Paul Kayser incident[edit]

In 1979, the El Paso 'Paul Kayser (named after the founder of the El Paso Corporation) was stranded off the coast of Algeciras, Spain. She hit a rock pinnacle at 14 knots (26 km/h; 16 mph) and received some severe damage to the outer hull and the containment system. However, her membrane LNG tanks held, and a major operation to save both the ship and her liquefied natural gas cargo was started. El Paso Sonatrach, which was heading for France for repairs was diverted to Algeria to get her tanks cooled down, which took one day. El Paso Sonatrach then proceeded to the location of Paul Kayser to transfer the cargo, an operation which took about three days. She then sailed to the United States to unload the cargo at Cove Point.

This was the first such transfer operation ever conducted at sea. The success of this rescue avoided a serious setback for the LNG industry. LNG, if spilled disperses rapidly and is a non-toxic liquid, however the extreme cold of LNG can present hazards until the liquid returns to a gaseous state. In its gaseous state, the vapor is in essence a form of methane and quickly absorbs into the air.

El Paso badge used by a crew member of El Paso Sonatrach

Norwegian crew[edit]

Originally, three of the El Paso tankers were manned by a Norwegian crew. However, in 1979, the United States Congress (under President Jimmy Carter) decided that American sailors should be preferred as crewmembers on American ships to stop a rise in US unemployment. All the Norwegian sailors were subsequently replaced by American ones in August that year.

End of service[edit]

Until 1979, peak loads of LNG was being imported via four terminals, located in the continental United States. After 1979, the import volume declined dramatically, and the terminals were either mothballed or underutilized for two decades. The El Paso LNG tankers were all laid up to rust in 1980. During the period 1985–1987, El Paso Sonatrach and her sister ships were scrapped.

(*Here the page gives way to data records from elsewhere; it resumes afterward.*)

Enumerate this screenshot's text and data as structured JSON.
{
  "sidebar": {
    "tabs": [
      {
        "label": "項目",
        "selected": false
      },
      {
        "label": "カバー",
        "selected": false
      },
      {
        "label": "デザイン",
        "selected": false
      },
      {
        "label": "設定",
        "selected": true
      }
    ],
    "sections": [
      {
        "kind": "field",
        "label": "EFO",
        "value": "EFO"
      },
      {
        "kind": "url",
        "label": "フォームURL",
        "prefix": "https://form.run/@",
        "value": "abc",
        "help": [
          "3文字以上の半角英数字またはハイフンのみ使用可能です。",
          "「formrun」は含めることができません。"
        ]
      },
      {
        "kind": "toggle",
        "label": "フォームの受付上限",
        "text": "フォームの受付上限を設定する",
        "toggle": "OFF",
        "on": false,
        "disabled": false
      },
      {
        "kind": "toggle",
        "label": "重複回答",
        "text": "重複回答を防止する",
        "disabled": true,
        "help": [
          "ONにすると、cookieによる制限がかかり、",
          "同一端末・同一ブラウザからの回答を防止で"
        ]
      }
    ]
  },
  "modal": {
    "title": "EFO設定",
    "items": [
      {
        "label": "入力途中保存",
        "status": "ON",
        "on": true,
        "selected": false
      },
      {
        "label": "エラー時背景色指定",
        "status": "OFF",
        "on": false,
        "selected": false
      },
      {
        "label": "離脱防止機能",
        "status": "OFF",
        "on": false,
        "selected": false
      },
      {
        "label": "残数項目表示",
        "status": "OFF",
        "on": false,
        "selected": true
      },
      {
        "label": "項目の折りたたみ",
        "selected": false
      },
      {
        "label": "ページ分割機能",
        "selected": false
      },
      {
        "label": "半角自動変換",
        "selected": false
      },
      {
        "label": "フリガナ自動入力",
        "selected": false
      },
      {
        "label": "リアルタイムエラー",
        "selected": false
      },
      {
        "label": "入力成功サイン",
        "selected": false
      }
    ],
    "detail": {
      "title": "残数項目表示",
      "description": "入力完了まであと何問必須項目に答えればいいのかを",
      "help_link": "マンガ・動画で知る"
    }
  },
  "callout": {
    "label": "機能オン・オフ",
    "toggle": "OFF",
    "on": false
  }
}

During the time she was operational, the Sonatrach made a total of 26 successful US - Algeria voyages.

Unique propulsion plant[edit]

The boilers in these class of ships were unique in that they were dual-fueled. As on any other steam ship, the boilers operated on fuel oil; usually Bunker-C. Steam powered LNG carriers however, also burn natural gas. As the cargo tanks absorbed heat from the sea, a portion of the cryogenic LNG cargo boils off, changing from a liquid to a vapor (gas). As a result, pressure within the cargo tanks increases; similar to boiling water in a pressure cooker. To prevent rupturing the thin Invar tank material, pressure is controlled by venting the natural gas evaporate. Natural gas is either released to the atmosphere via vent stacks located above the cargo tanks or compressed and piped to the ship's boilers, which are designed to operate simultaneously on natural gas and fuel oil.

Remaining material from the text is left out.